La trampa de la Ley de Inclusión
Imagínese que Ud. tiene la facultad de generar las reglas del juego que lo benefician, ¿le diría a su contraparte cómo lo benefician a Ud. esas nuevas reglas, si estas lo perjudican a él? La Ley de Inclusión es una de esas reglas que tiene una apariencia dócil, progresista… inclusiva. ¿Quién podría estar contra la inclusión y a favor de la discriminación? Lamentablemente, no se trata solo de eso.
Las leyes lo que hacen por lo general es prohibir. Si una ley prohíbe, por ende, le prohíbe hacer algo a alguien. Si una ley garantiza, al mismo tiempo empodera a alguien para dar esas garantías y, por otro lado, libera de alguna responsabilidad a alguien. Veamos de cerca la Ley de Inclusión.

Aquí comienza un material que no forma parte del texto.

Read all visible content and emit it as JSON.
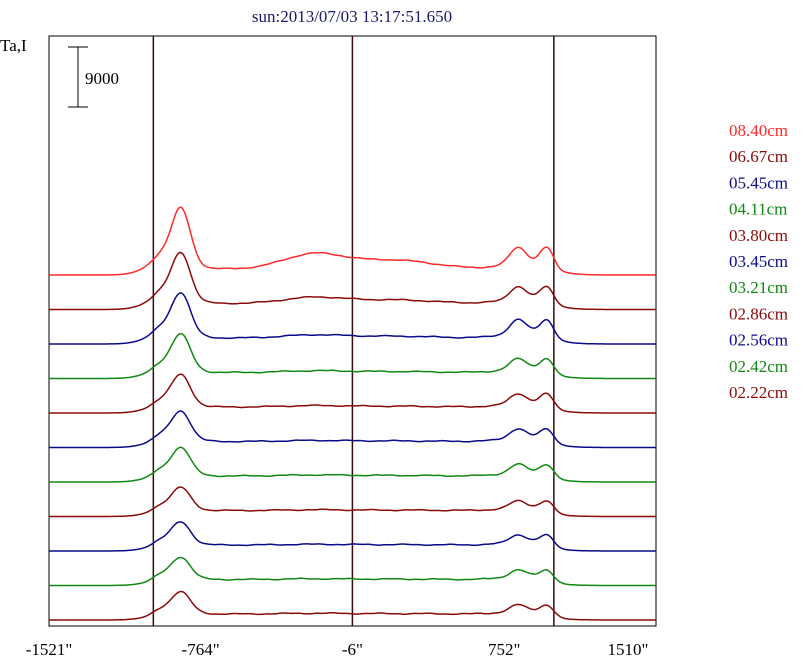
{
  "chart_data": {
    "type": "line",
    "title": "sun:2013/07/03 13:17:51.650",
    "ylabel": "Ta,I",
    "xlabel": "",
    "xlim": [
      -1521,
      1510
    ],
    "x_ticks": [
      "-1521\"",
      "-764\"",
      "-6\"",
      "752\"",
      "1510\""
    ],
    "vertical_lines": [
      -1000,
      -6,
      1000
    ],
    "scale_bar_label": "9000",
    "grid": false,
    "legend_placement": "right",
    "series": [
      {
        "name": "08.40cm",
        "color": "#ff2a2a",
        "peak_left": 9800,
        "peak_right": 4200,
        "hump": 2200,
        "offset": 11
      },
      {
        "name": "06.67cm",
        "color": "#8b0a0a",
        "peak_left": 8200,
        "peak_right": 3300,
        "hump": 900,
        "offset": 10
      },
      {
        "name": "05.45cm",
        "color": "#0a0a8b",
        "peak_left": 7300,
        "peak_right": 3600,
        "hump": 450,
        "offset": 9
      },
      {
        "name": "04.11cm",
        "color": "#118811",
        "peak_left": 6200,
        "peak_right": 2700,
        "hump": 250,
        "offset": 8
      },
      {
        "name": "03.80cm",
        "color": "#8b0a0a",
        "peak_left": 5200,
        "peak_right": 2600,
        "hump": 200,
        "offset": 7
      },
      {
        "name": "03.45cm",
        "color": "#0a0a8b",
        "peak_left": 4900,
        "peak_right": 2500,
        "hump": 150,
        "offset": 6
      },
      {
        "name": "03.21cm",
        "color": "#118811",
        "peak_left": 4600,
        "peak_right": 2300,
        "hump": 150,
        "offset": 5
      },
      {
        "name": "02.86cm",
        "color": "#8b0a0a",
        "peak_left": 3700,
        "peak_right": 1900,
        "hump": 100,
        "offset": 4
      },
      {
        "name": "02.56cm",
        "color": "#0a0a8b",
        "peak_left": 3700,
        "peak_right": 2000,
        "hump": 100,
        "offset": 3
      },
      {
        "name": "02.42cm",
        "color": "#118811",
        "peak_left": 3600,
        "peak_right": 1900,
        "hump": 100,
        "offset": 2
      },
      {
        "name": "02.22cm",
        "color": "#8b0a0a",
        "peak_left": 3600,
        "peak_right": 1800,
        "hump": 100,
        "offset": 1
      }
    ]
  }
}
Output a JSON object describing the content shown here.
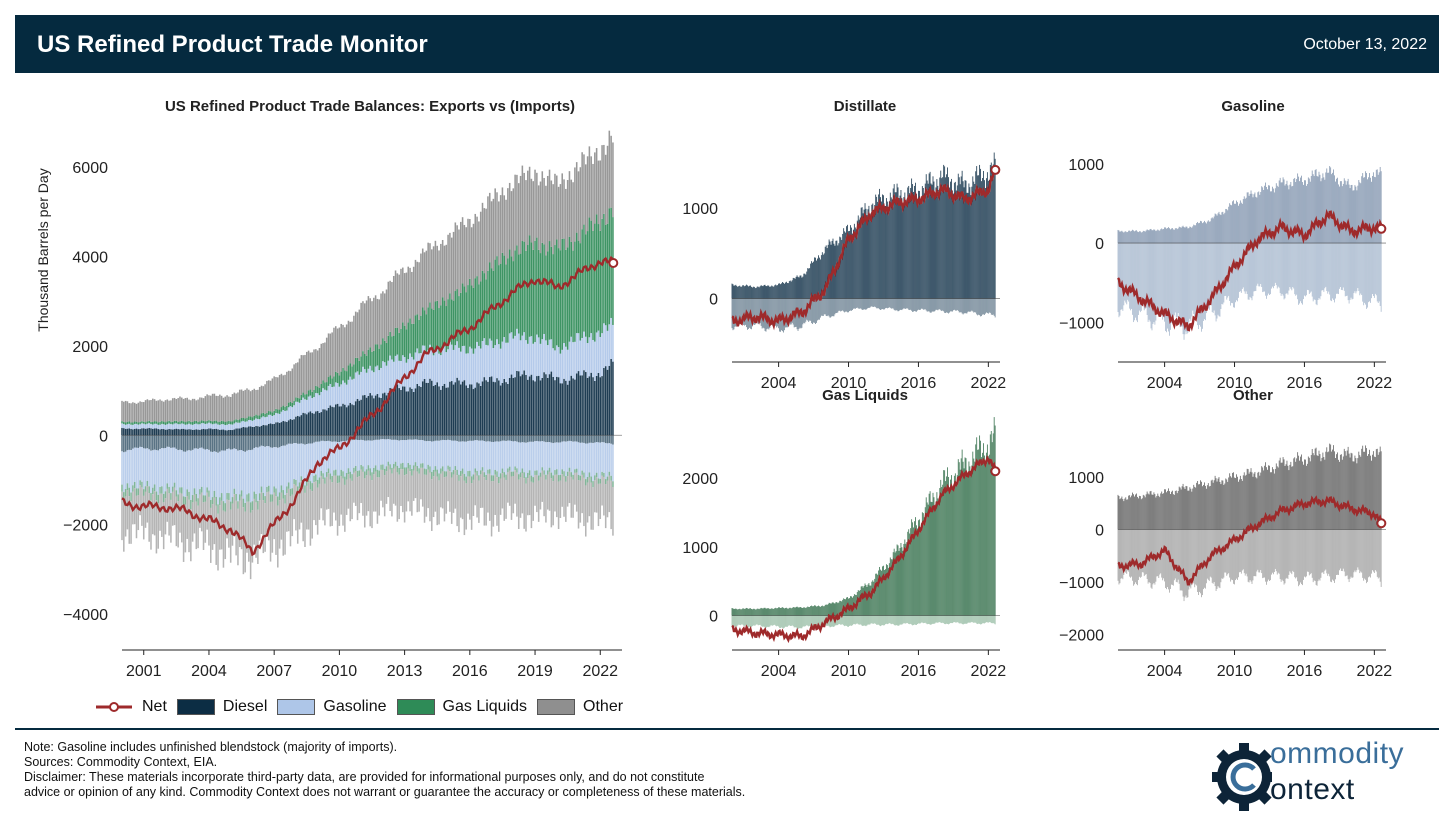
{
  "header": {
    "title": "US Refined Product Trade Monitor",
    "date": "October 13, 2022"
  },
  "colors": {
    "header_bg": "#052a3f",
    "net": "#9e2a2b",
    "diesel": "#0c2d44",
    "gasoline": "#aec6e8",
    "gas_liquids": "#2e8b57",
    "other": "#8f8f8f"
  },
  "main_chart": {
    "title": "US Refined Product Trade Balances: Exports vs (Imports)",
    "ylabel": "Thousand Barrels per Day",
    "x_ticks": [
      "2001",
      "2004",
      "2007",
      "2010",
      "2013",
      "2016",
      "2019",
      "2022"
    ],
    "y_ticks": [
      "6000",
      "4000",
      "2000",
      "0",
      "−2000",
      "−4000"
    ]
  },
  "legend": [
    "Net",
    "Diesel",
    "Gasoline",
    "Gas Liquids",
    "Other"
  ],
  "small_charts": {
    "distillate": {
      "title": "Distillate",
      "x_ticks": [
        "2004",
        "2010",
        "2016",
        "2022"
      ],
      "y_ticks": [
        "1000",
        "0"
      ]
    },
    "gasoline": {
      "title": "Gasoline",
      "x_ticks": [
        "2004",
        "2010",
        "2016",
        "2022"
      ],
      "y_ticks": [
        "1000",
        "0",
        "−1000"
      ]
    },
    "gas_liquids": {
      "title": "Gas Liquids",
      "x_ticks": [
        "2004",
        "2010",
        "2016",
        "2022"
      ],
      "y_ticks": [
        "2000",
        "1000",
        "0"
      ]
    },
    "other": {
      "title": "Other",
      "x_ticks": [
        "2004",
        "2010",
        "2016",
        "2022"
      ],
      "y_ticks": [
        "1000",
        "0",
        "−1000",
        "−2000"
      ]
    }
  },
  "chart_data": [
    {
      "type": "bar",
      "title": "US Refined Product Trade Balances: Exports vs (Imports)",
      "ylabel": "Thousand Barrels per Day",
      "ylim": [
        -4800,
        6600
      ],
      "xlim": [
        2000.0,
        2023.0
      ],
      "x": [
        2000.0,
        2001.0,
        2002.0,
        2003.0,
        2004.0,
        2005.0,
        2006.0,
        2007.0,
        2008.0,
        2009.0,
        2010.0,
        2011.0,
        2012.0,
        2013.0,
        2014.0,
        2015.0,
        2016.0,
        2017.0,
        2018.0,
        2019.0,
        2020.0,
        2021.0,
        2022.0,
        2022.6
      ],
      "series": [
        {
          "name": "Diesel",
          "exports": [
            150,
            150,
            140,
            130,
            140,
            120,
            200,
            250,
            400,
            550,
            650,
            800,
            950,
            1050,
            1150,
            1150,
            1150,
            1200,
            1300,
            1350,
            1250,
            1300,
            1400,
            1550
          ],
          "imports": [
            -330,
            -300,
            -300,
            -320,
            -330,
            -350,
            -300,
            -250,
            -200,
            -150,
            -130,
            -110,
            -100,
            -100,
            -120,
            -120,
            -130,
            -130,
            -140,
            -150,
            -150,
            -150,
            -180,
            -180
          ]
        },
        {
          "name": "Gasoline",
          "exports": [
            100,
            100,
            110,
            120,
            120,
            120,
            150,
            200,
            300,
            400,
            500,
            600,
            650,
            700,
            750,
            800,
            800,
            850,
            900,
            850,
            700,
            850,
            900,
            900
          ],
          "imports": [
            -800,
            -850,
            -900,
            -950,
            -1000,
            -1050,
            -1050,
            -1000,
            -900,
            -750,
            -700,
            -650,
            -600,
            -550,
            -600,
            -650,
            -700,
            -700,
            -650,
            -700,
            -650,
            -700,
            -750,
            -750
          ]
        },
        {
          "name": "Gas Liquids",
          "exports": [
            50,
            50,
            60,
            60,
            60,
            70,
            80,
            90,
            100,
            150,
            250,
            350,
            500,
            700,
            900,
            1100,
            1400,
            1700,
            1900,
            2100,
            2200,
            2300,
            2500,
            2600
          ],
          "imports": [
            -150,
            -150,
            -150,
            -150,
            -160,
            -170,
            -170,
            -160,
            -150,
            -140,
            -140,
            -140,
            -130,
            -130,
            -130,
            -120,
            -120,
            -110,
            -110,
            -110,
            -110,
            -110,
            -110,
            -110
          ]
        },
        {
          "name": "Other",
          "exports": [
            450,
            450,
            500,
            500,
            550,
            600,
            600,
            700,
            800,
            900,
            1000,
            1100,
            1150,
            1250,
            1300,
            1400,
            1450,
            1500,
            1550,
            1600,
            1450,
            1550,
            1600,
            1600
          ],
          "imports": [
            -900,
            -900,
            -950,
            -1000,
            -1000,
            -1150,
            -1200,
            -1100,
            -1050,
            -950,
            -900,
            -900,
            -900,
            -850,
            -900,
            -950,
            -950,
            -950,
            -900,
            -900,
            -850,
            -900,
            -900,
            -900
          ]
        },
        {
          "name": "Net",
          "values": [
            -1500,
            -1600,
            -1600,
            -1700,
            -1900,
            -2100,
            -2600,
            -2000,
            -1400,
            -600,
            -300,
            200,
            700,
            1300,
            1800,
            2100,
            2400,
            2800,
            3200,
            3500,
            3300,
            3600,
            3900,
            3850
          ]
        }
      ]
    },
    {
      "type": "bar",
      "title": "Distillate",
      "ylim": [
        -700,
        1750
      ],
      "xlim": [
        2000.0,
        2023.0
      ],
      "x": [
        2000.0,
        2002.0,
        2004.0,
        2006.0,
        2008.0,
        2010.0,
        2012.0,
        2014.0,
        2016.0,
        2018.0,
        2020.0,
        2022.0,
        2022.6
      ],
      "series": [
        {
          "name": "Exports",
          "values": [
            150,
            130,
            150,
            250,
            550,
            750,
            1050,
            1150,
            1200,
            1350,
            1250,
            1400,
            1450
          ]
        },
        {
          "name": "Imports",
          "values": [
            -300,
            -300,
            -330,
            -300,
            -200,
            -130,
            -100,
            -120,
            -130,
            -140,
            -150,
            -180,
            -180
          ]
        },
        {
          "name": "Net",
          "values": [
            -250,
            -200,
            -250,
            -150,
            100,
            650,
            950,
            1050,
            1100,
            1200,
            1100,
            1200,
            1420
          ]
        }
      ]
    },
    {
      "type": "bar",
      "title": "Gasoline",
      "ylim": [
        -1500,
        1300
      ],
      "xlim": [
        2000.0,
        2023.0
      ],
      "x": [
        2000.0,
        2002.0,
        2004.0,
        2006.0,
        2008.0,
        2010.0,
        2012.0,
        2014.0,
        2016.0,
        2018.0,
        2020.0,
        2022.0,
        2022.6
      ],
      "series": [
        {
          "name": "Exports",
          "values": [
            150,
            150,
            180,
            200,
            300,
            500,
            650,
            750,
            800,
            900,
            700,
            900,
            850
          ]
        },
        {
          "name": "Imports",
          "values": [
            -800,
            -900,
            -1000,
            -1050,
            -900,
            -700,
            -600,
            -600,
            -700,
            -650,
            -650,
            -750,
            -750
          ]
        },
        {
          "name": "Net",
          "values": [
            -500,
            -700,
            -900,
            -1050,
            -700,
            -300,
            50,
            200,
            100,
            350,
            150,
            200,
            180
          ]
        }
      ]
    },
    {
      "type": "bar",
      "title": "Gas Liquids",
      "ylim": [
        -500,
        2700
      ],
      "xlim": [
        2000.0,
        2023.0
      ],
      "x": [
        2000.0,
        2002.0,
        2004.0,
        2006.0,
        2008.0,
        2010.0,
        2012.0,
        2014.0,
        2016.0,
        2018.0,
        2020.0,
        2022.0,
        2022.6
      ],
      "series": [
        {
          "name": "Exports",
          "values": [
            100,
            100,
            110,
            120,
            150,
            250,
            500,
            900,
            1400,
            1900,
            2200,
            2500,
            2600
          ]
        },
        {
          "name": "Imports",
          "values": [
            -150,
            -150,
            -160,
            -170,
            -150,
            -140,
            -130,
            -130,
            -120,
            -110,
            -110,
            -110,
            -110
          ]
        },
        {
          "name": "Net",
          "values": [
            -200,
            -250,
            -280,
            -300,
            -100,
            100,
            350,
            750,
            1250,
            1750,
            2050,
            2300,
            2100
          ]
        }
      ]
    },
    {
      "type": "bar",
      "title": "Other",
      "ylim": [
        -2300,
        1900
      ],
      "xlim": [
        2000.0,
        2023.0
      ],
      "x": [
        2000.0,
        2002.0,
        2004.0,
        2006.0,
        2008.0,
        2010.0,
        2012.0,
        2014.0,
        2016.0,
        2018.0,
        2020.0,
        2022.0,
        2022.6
      ],
      "series": [
        {
          "name": "Exports",
          "values": [
            600,
            650,
            700,
            800,
            900,
            1000,
            1100,
            1250,
            1350,
            1500,
            1400,
            1500,
            1400
          ]
        },
        {
          "name": "Imports",
          "values": [
            -900,
            -950,
            -1000,
            -1200,
            -1050,
            -900,
            -900,
            -900,
            -950,
            -900,
            -850,
            -900,
            -950
          ]
        },
        {
          "name": "Net",
          "values": [
            -700,
            -650,
            -400,
            -1000,
            -500,
            -200,
            100,
            350,
            500,
            550,
            400,
            300,
            120
          ]
        }
      ]
    }
  ],
  "footer": {
    "note": "Note: Gasoline includes unfinished blendstock (majority of imports).",
    "sources": "Sources: Commodity Context, EIA.",
    "disclaimer_1": "Disclaimer: These materials incorporate third-party data, are provided for informational purposes only, and do not constitute",
    "disclaimer_2": "advice or opinion of any kind. Commodity Context does not warrant or guarantee the accuracy or completeness of these materials."
  },
  "logo": {
    "line1": "ommodity",
    "line2": "ontext"
  }
}
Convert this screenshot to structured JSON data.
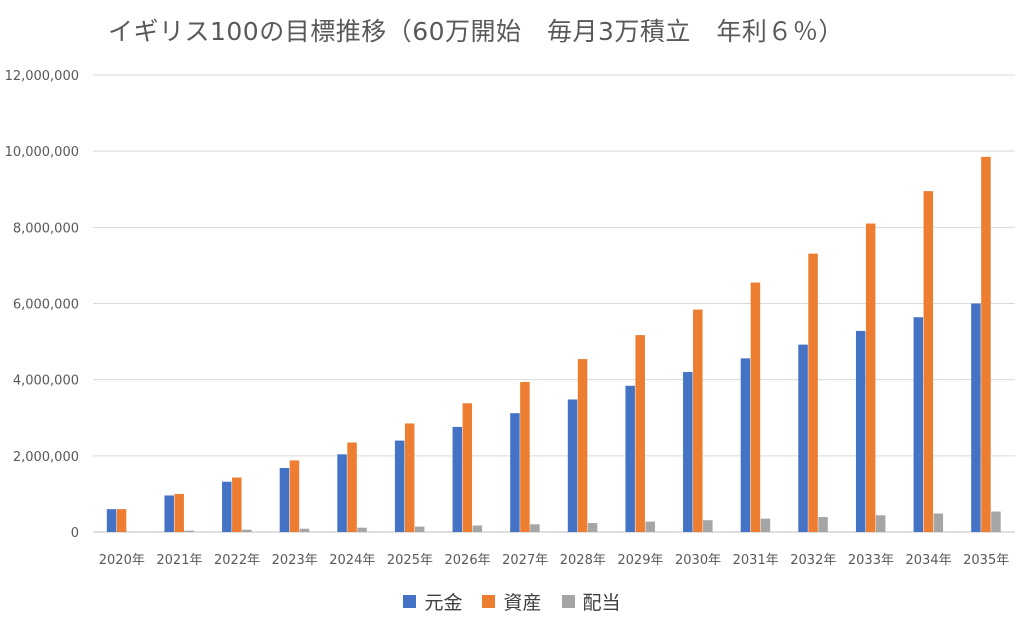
{
  "chart_data": {
    "type": "bar",
    "title": "イギリス100の目標推移（60万開始　毎月3万積立　年利６％）",
    "categories": [
      "2020年",
      "2021年",
      "2022年",
      "2023年",
      "2024年",
      "2025年",
      "2026年",
      "2027年",
      "2028年",
      "2029年",
      "2030年",
      "2031年",
      "2032年",
      "2033年",
      "2034年",
      "2035年"
    ],
    "ylim": [
      0,
      12000000
    ],
    "yticks": [
      0,
      2000000,
      4000000,
      6000000,
      8000000,
      10000000,
      12000000
    ],
    "ytick_labels": [
      "0",
      "2,000,000",
      "4,000,000",
      "6,000,000",
      "8,000,000",
      "10,000,000",
      "12,000,000"
    ],
    "grid": true,
    "legend_position": "bottom",
    "series": [
      {
        "name": "元金",
        "color": "#4472C4",
        "values": [
          600000,
          960000,
          1320000,
          1680000,
          2040000,
          2400000,
          2760000,
          3120000,
          3480000,
          3840000,
          4200000,
          4560000,
          4920000,
          5280000,
          5640000,
          6000000
        ]
      },
      {
        "name": "資産",
        "color": "#ED7D31",
        "values": [
          600000,
          1000000,
          1430000,
          1880000,
          2350000,
          2850000,
          3380000,
          3940000,
          4540000,
          5170000,
          5840000,
          6550000,
          7310000,
          8100000,
          8950000,
          9850000
        ]
      },
      {
        "name": "配当",
        "color": "#A5A5A5",
        "values": [
          0,
          36000,
          60000,
          86000,
          113000,
          141000,
          171000,
          203000,
          236000,
          272000,
          310000,
          350000,
          393000,
          439000,
          487000,
          538000
        ]
      }
    ]
  }
}
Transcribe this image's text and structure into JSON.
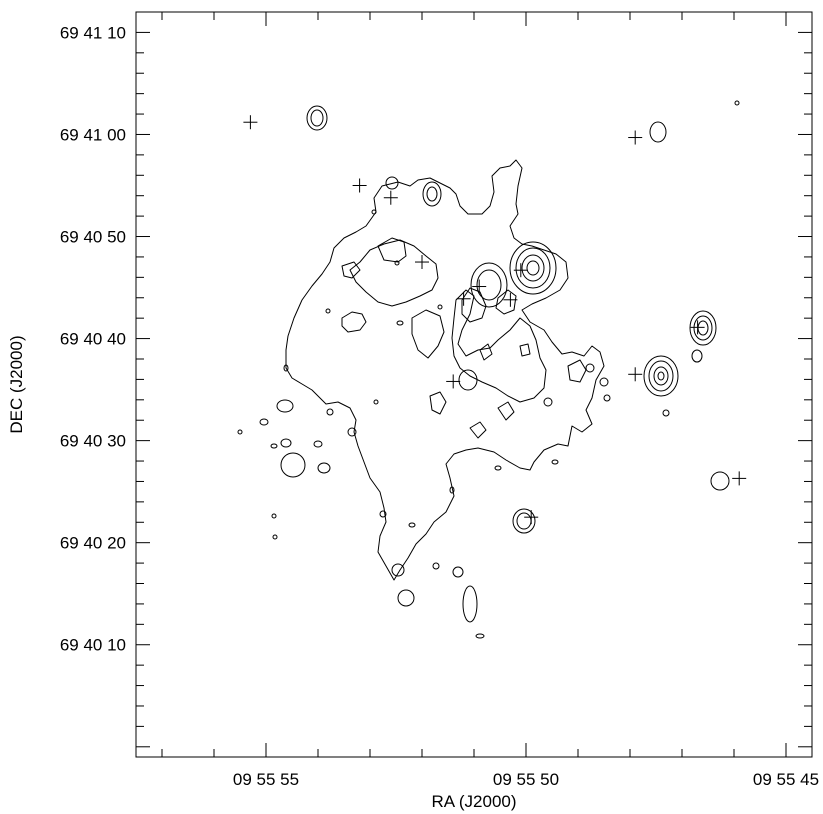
{
  "chart_data": {
    "type": "contour",
    "xlabel": "RA (J2000)",
    "ylabel": "DEC (J2000)",
    "x_tick_labels": [
      "09 55 55",
      "09 55 50",
      "09 55 45"
    ],
    "x_tick_seconds": [
      55,
      50,
      45
    ],
    "x_range_seconds": [
      57.5,
      44.5
    ],
    "y_tick_labels": [
      "69 41 10",
      "69 41 00",
      "69 40 50",
      "69 40 40",
      "69 40 30",
      "69 40 20",
      "69 40 10"
    ],
    "y_tick_arcsec": [
      70,
      60,
      50,
      40,
      30,
      20,
      10
    ],
    "y_range_arcsec": [
      -1,
      72
    ],
    "grid": false,
    "point_sources": [
      {
        "ra_s": 55.3,
        "dec_as": 61.2
      },
      {
        "ra_s": 53.2,
        "dec_as": 55.0
      },
      {
        "ra_s": 52.6,
        "dec_as": 53.8
      },
      {
        "ra_s": 52.0,
        "dec_as": 47.5
      },
      {
        "ra_s": 50.1,
        "dec_as": 46.7
      },
      {
        "ra_s": 50.9,
        "dec_as": 45.1
      },
      {
        "ra_s": 51.2,
        "dec_as": 43.9
      },
      {
        "ra_s": 50.3,
        "dec_as": 43.8
      },
      {
        "ra_s": 51.4,
        "dec_as": 35.8
      },
      {
        "ra_s": 49.9,
        "dec_as": 22.5
      },
      {
        "ra_s": 47.9,
        "dec_as": 36.5
      },
      {
        "ra_s": 47.9,
        "dec_as": 59.7
      },
      {
        "ra_s": 46.7,
        "dec_as": 41.1
      },
      {
        "ra_s": 45.9,
        "dec_as": 26.3
      }
    ],
    "contour_levels_note": ""
  }
}
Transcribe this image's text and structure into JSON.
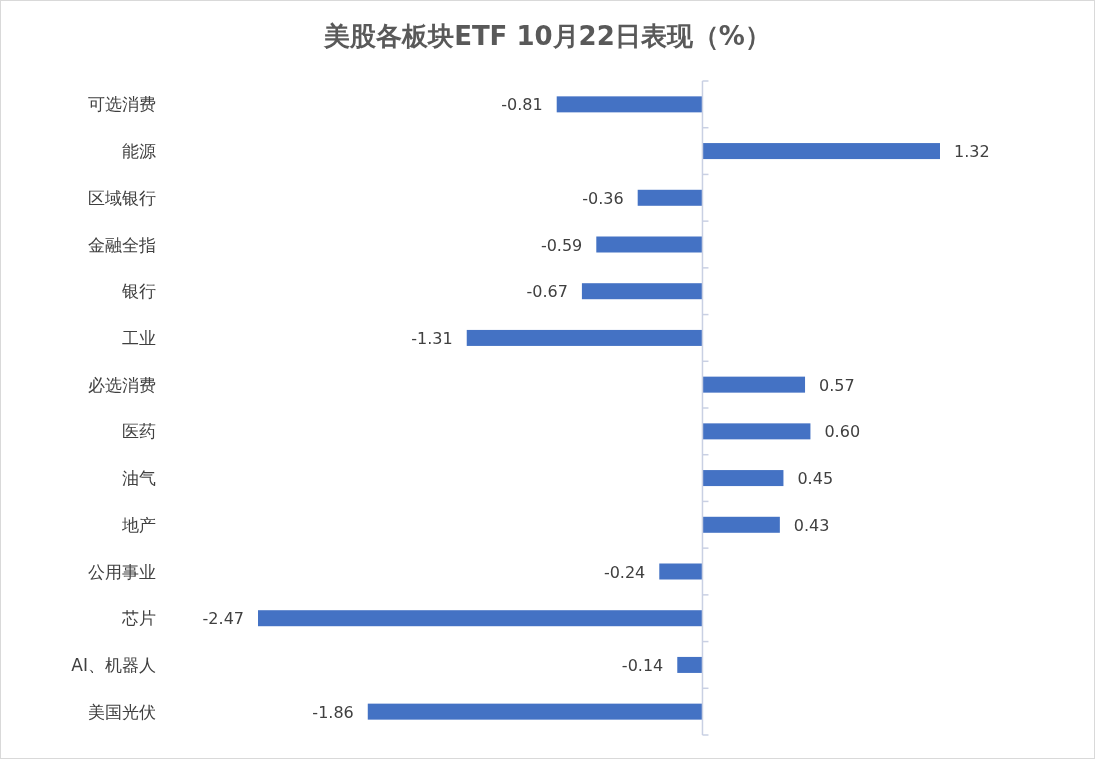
{
  "chart_data": {
    "type": "bar",
    "orientation": "horizontal",
    "title": "美股各板块ETF  10月22日表现（%）",
    "categories": [
      "可选消费",
      "能源",
      "区域银行",
      "金融全指",
      "银行",
      "工业",
      "必选消费",
      "医药",
      "油气",
      "地产",
      "公用事业",
      "芯片",
      "AI、机器人",
      "美国光伏"
    ],
    "values": [
      -0.81,
      1.32,
      -0.36,
      -0.59,
      -0.67,
      -1.31,
      0.57,
      0.6,
      0.45,
      0.43,
      -0.24,
      -2.47,
      -0.14,
      -1.86
    ],
    "value_labels": [
      "-0.81",
      "1.32",
      "-0.36",
      "-0.59",
      "-0.67",
      "-1.31",
      "0.57",
      "0.60",
      "0.45",
      "0.43",
      "-0.24",
      "-2.47",
      "-0.14",
      "-1.86"
    ],
    "color": "#4472c4",
    "grid": false
  }
}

Se ha sostenido que la nueva ley prohibirá a los colegios sancionar con suspensión, por ejemplo, sobre la base de la indumentaria. ¿Significa aquello que el colegio se verá obligado a recibir a los alumnos vestidos de cualquier manera? En la letra, no.
Si somos optimistas, los proyectos de los colegios serán una suerte de contrato vinculante que suscribe el padre, y eso sí lo obligaría a respetar las normas. Pero, finalmente, ¿dónde se decide todo esto? La decisión final está en la Superintendencia de Educación, que es la garante. ¡Eureka! En el Estado. Esa será la instancia, como ya la es hoy, donde el padre que “se sienta discriminado” apelará a la decisión de un colegio, independientemente del proyecto educativo. En este sentido los reglamentos serán letra muerta, por lo que en definitiva no se podrán tomar medidas que sancionen a los alumnos, incluso si el padre adhirió a ese reglamento. Que no se pueda sacar del aula a un alumno queda, al final del día, al arbitrio de la superintendencia, en la medida que la ley deja un vacío. Y esta es la trampa de la Ley de Inclusión. Y es que las leyes no obligan por sí solas, sino que alguien tiene que ejecutar la ley. Finalmente, lo que hace la ley es empoderar al burócrata sobre las decisiones del colegio y de los padres responsables.
El fondo de la discusión respecto de la Ley de Inclusión no va por el lado de si el pelo largo influye o no en el rendimiento académico o si es parte de la libertad de un alumno. El punto es que si un padre considera razonable que la institución que provisiona educación a su hijo le exija adherir a un proyecto, el cual aquella administra y a la cual el padre se suma voluntariamente, ese proyecto se verá vulnerado. De esta manera se busca inhibir la diversidad entre las escuelas e igualar dentro de ellas. ¿Dónde queda que el apoderado es corresponsable de esa educación? ¿Está informado el padre responsable de las implicancias de esta ley?
No podemos reducir la educación a detalles que hoy están bastante superados y, si no lo están, hay espacio para su solución. Por qué no más bien discutir sobre herramientas efectivas y constatar que muchos jóvenes hoy viven en contextos de vulnerabilidad y violencia que merecen políticas atingentes, que incluso pueden obviar el uso de uniforme. En efecto, la supuesta práctica de suspender arbitrariamente a un alumno está restringida desde hace años. El punto de la nueva ley reside en burocratizar la educación, quitándole autonomía y finalmente dejando al arbitrio estatal cuestiones que sí influyen en la educación, como la disciplina. Esto ya tiene bastante ahogados a los sostenedores. Y todo bajo la máscara de que la aceptación de la “diversidad” se refleja en la capacidad de las escuelas de aceptar que sus estudiantes se tiñan o no el pelo.
La pérdida de autonomía queda aún más clara con otro aspecto de la reforma, que guarda relación con los gastos sujetos a rendición. La premisa del gobierno es que hay que desconfiar de los sostenedores. Dado que el lucro en educación es inadmisible, cualquier gasto que se haga, a los ojos de la superintendencia es potencial lucro y, por ende, debe ser castigado. Pero aquí cabe la pregunta: ¿qué sabe el burócrata de educación? Supongamos que como profesor de filosofía se me ocurre hacer una actividad experimental con sensores, con arduinos. Y compro los sensores, un software ad hoc, y contrato a un ingeniero que asesore el curso, todo para mostrar lo que son las redes sociales. ¿Considerará el burócrata este proyecto como “gastos en educación”? Depende de él, de su criterio y arbitrio, y ahí reside la trampa. Este es un problema de principios, y no del contenido específico de las normas.